董天赐则利落地起身下地,披衣服,出去迎大哥。
“四弟救命啊救命!四,四弟妹在屋吧?起来了没?”董天赐开门,又出去扯开院门,董大郎已急得火燎眉毛,顾不得多想,两步冲进院,一把揪住四弟董天赐的双臂,宛似机关枪般地突突道。
听闻大哥进院,别的不说,先予自己打听自家媳妇醒没,董天赐的剑眉不高兴地一拢。
见四弟久不启口答话,急得手足无措的董大郎等不到四弟答话,就狠甩开四弟的手,犹如无头苍蝇般地闷头就想要绕开四弟,硬往屋里闯,去寻四弟妹救自家儿子。

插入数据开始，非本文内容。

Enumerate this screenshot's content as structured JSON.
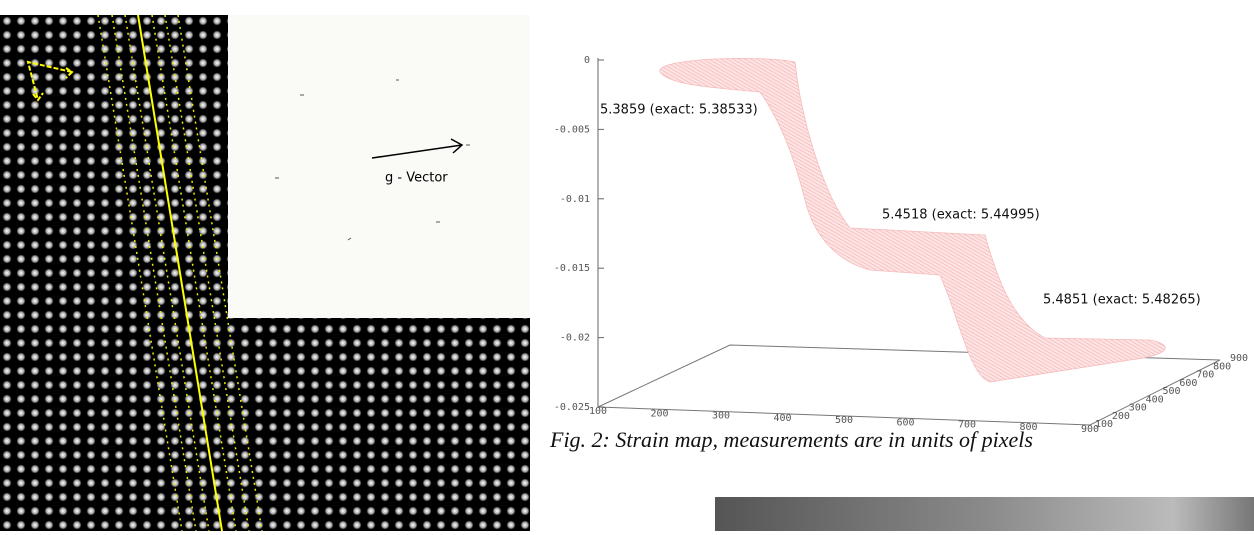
{
  "figure1": {
    "inset_label": "g - Vector"
  },
  "figure2": {
    "annotations": [
      "5.3859 (exact: 5.38533)",
      "5.4518 (exact: 5.44995)",
      "5.4851 (exact: 5.48265)"
    ],
    "z_ticks": [
      "0",
      "-0.005",
      "-0.01",
      "-0.015",
      "-0.02",
      "-0.025"
    ],
    "x_ticks": [
      "100",
      "200",
      "300",
      "400",
      "500",
      "600",
      "700",
      "800",
      "900"
    ],
    "y_ticks": [
      "100",
      "200",
      "300",
      "400",
      "500",
      "600",
      "700",
      "800",
      "900"
    ],
    "caption": "Fig. 2: Strain map, measurements are in units of pixels"
  }
}
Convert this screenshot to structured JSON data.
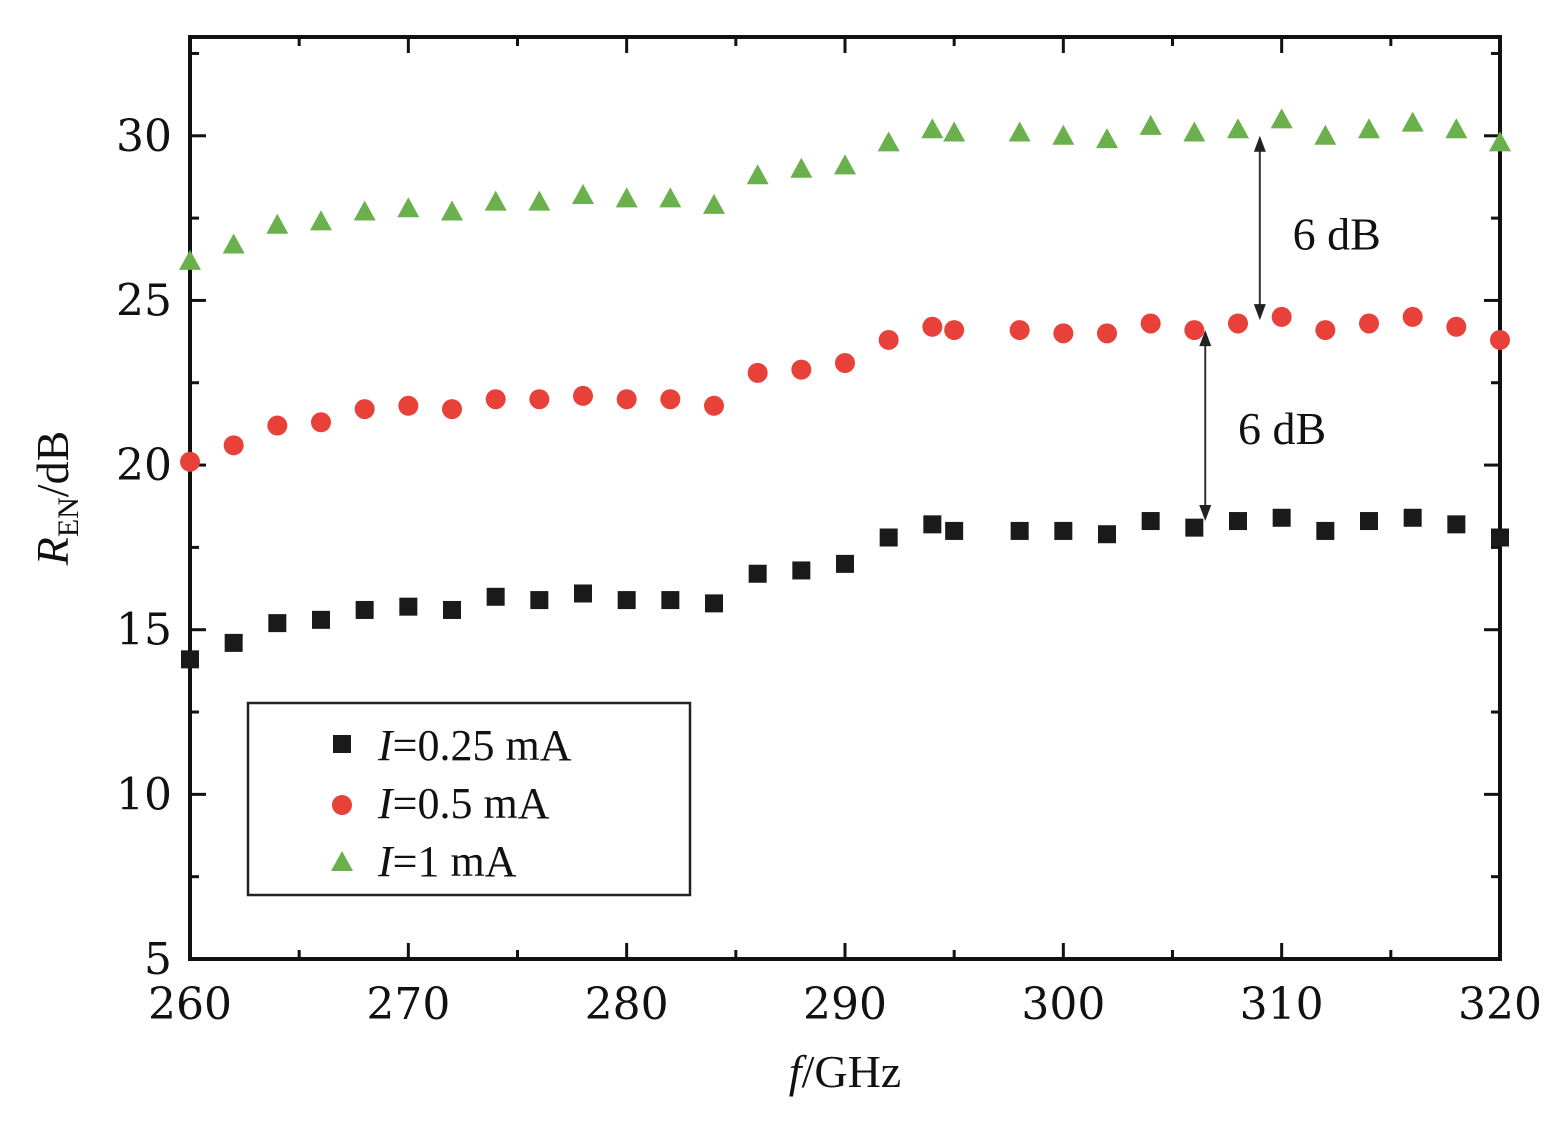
{
  "chart_data": {
    "type": "scatter",
    "xlabel_italic": "f",
    "xlabel_rest": "/GHz",
    "ylabel_italic": "R",
    "ylabel_sub": "EN",
    "ylabel_rest": "/dB",
    "xlim": [
      260,
      320
    ],
    "ylim": [
      5,
      33
    ],
    "xticks": [
      260,
      270,
      280,
      290,
      300,
      310,
      320
    ],
    "yticks": [
      5,
      10,
      15,
      20,
      25,
      30
    ],
    "legend_position": "bottom-left",
    "series": [
      {
        "name": "=0.25 mA",
        "name_italic": "I",
        "marker": "square",
        "color": "#1a1a1a",
        "x": [
          260,
          262,
          264,
          266,
          268,
          270,
          272,
          274,
          276,
          278,
          280,
          282,
          284,
          286,
          288,
          290,
          292,
          294,
          295,
          298,
          300,
          302,
          304,
          306,
          308,
          310,
          312,
          314,
          316,
          318,
          320
        ],
        "y": [
          14.1,
          14.6,
          15.2,
          15.3,
          15.6,
          15.7,
          15.6,
          16.0,
          15.9,
          16.1,
          15.9,
          15.9,
          15.8,
          16.7,
          16.8,
          17.0,
          17.8,
          18.2,
          18.0,
          18.0,
          18.0,
          17.9,
          18.3,
          18.1,
          18.3,
          18.4,
          18.0,
          18.3,
          18.4,
          18.2,
          17.8
        ]
      },
      {
        "name": "=0.5 mA",
        "name_italic": "I",
        "marker": "circle",
        "color": "#e8413a",
        "x": [
          260,
          262,
          264,
          266,
          268,
          270,
          272,
          274,
          276,
          278,
          280,
          282,
          284,
          286,
          288,
          290,
          292,
          294,
          295,
          298,
          300,
          302,
          304,
          306,
          308,
          310,
          312,
          314,
          316,
          318,
          320
        ],
        "y": [
          20.1,
          20.6,
          21.2,
          21.3,
          21.7,
          21.8,
          21.7,
          22.0,
          22.0,
          22.1,
          22.0,
          22.0,
          21.8,
          22.8,
          22.9,
          23.1,
          23.8,
          24.2,
          24.1,
          24.1,
          24.0,
          24.0,
          24.3,
          24.1,
          24.3,
          24.5,
          24.1,
          24.3,
          24.5,
          24.2,
          23.8
        ]
      },
      {
        "name": "=1 mA",
        "name_italic": "I",
        "marker": "triangle",
        "color": "#6ab04c",
        "x": [
          260,
          262,
          264,
          266,
          268,
          270,
          272,
          274,
          276,
          278,
          280,
          282,
          284,
          286,
          288,
          290,
          292,
          294,
          295,
          298,
          300,
          302,
          304,
          306,
          308,
          310,
          312,
          314,
          316,
          318,
          320
        ],
        "y": [
          26.2,
          26.7,
          27.3,
          27.4,
          27.7,
          27.8,
          27.7,
          28.0,
          28.0,
          28.2,
          28.1,
          28.1,
          27.9,
          28.8,
          29.0,
          29.1,
          29.8,
          30.2,
          30.1,
          30.1,
          30.0,
          29.9,
          30.3,
          30.1,
          30.2,
          30.5,
          30.0,
          30.2,
          30.4,
          30.2,
          29.8
        ]
      }
    ],
    "annotations": [
      {
        "text": "6 dB",
        "x": 309,
        "y_from": 24.4,
        "y_to": 30.0,
        "label_x": 310.5,
        "label_y": 27.0
      },
      {
        "text": "6 dB",
        "x": 306.5,
        "y_from": 18.3,
        "y_to": 24.1,
        "label_x": 308,
        "label_y": 21.1
      }
    ]
  }
}
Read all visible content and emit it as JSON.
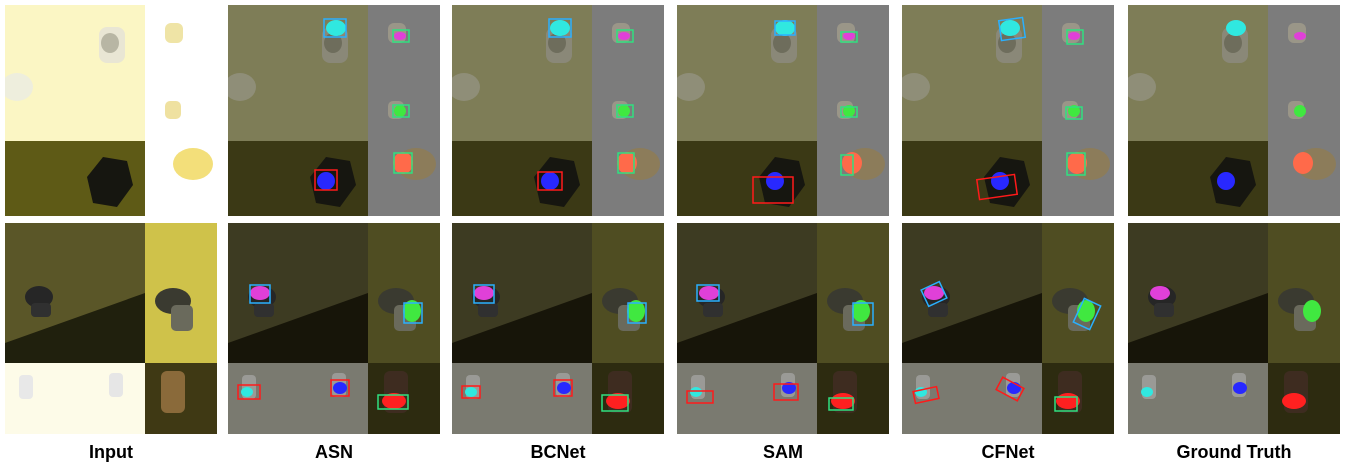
{
  "captions": [
    "Input",
    "ASN",
    "BCNet",
    "SAM",
    "CFNet",
    "Ground Truth"
  ],
  "columns": [
    {
      "key": "input",
      "overlays": false,
      "boxes": false
    },
    {
      "key": "asn",
      "overlays": true,
      "boxes": true
    },
    {
      "key": "bcnet",
      "overlays": true,
      "boxes": true
    },
    {
      "key": "sam",
      "overlays": true,
      "boxes": true
    },
    {
      "key": "cfnet",
      "overlays": true,
      "boxes": true
    },
    {
      "key": "ground-truth",
      "overlays": true,
      "boxes": false
    }
  ],
  "colors": {
    "cyan": "#30e8e0",
    "magenta": "#e040d8",
    "green": "#40e840",
    "orange": "#ff6a4a",
    "blue": "#2828ff",
    "red": "#ff2020",
    "box_blue": "#2ab0ff",
    "box_red": "#ff1a1a",
    "box_green": "#30e080"
  }
}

“大哥你做什么,找如萱做甚。有事先予我说!”董天赐明显不高兴了。
谁知董大郎救儿子心切,哪管四弟高兴与否:“我与你说不着!”
大哥半夜来自家院门口喊救命,看在皆姓董,乃是一家人面上,董天赐才给董大郎开门,谁知大哥进院就予他打听他妻醒未醒,还撇开他手,硬要生闯,他问一句,大哥竟顶这么一句回他。弄得他董天赐的家就像大哥自家似的想进就进。这董天赐哪依。
见大哥往屋里生闯,董天赐抬手,手一翻转,猛扣住了董大郎的肩胛骨,掐得董大郎疼得呲牙又咧嘴,此时才知道放低身段,予四弟好说好了:“四弟,其实我是,是来找四弟妹救,救顺子命的。你快放手啊!”董大郎感觉自己的肩胛骨都快被四弟的手给掐断了。
董天赐哪能放手,他起来时,妻子还赖在床上没动,董天赐岂能放大哥乱闯,届时若不小心冲撞了自家妻子,他非戳瞎了大哥的双眼不可。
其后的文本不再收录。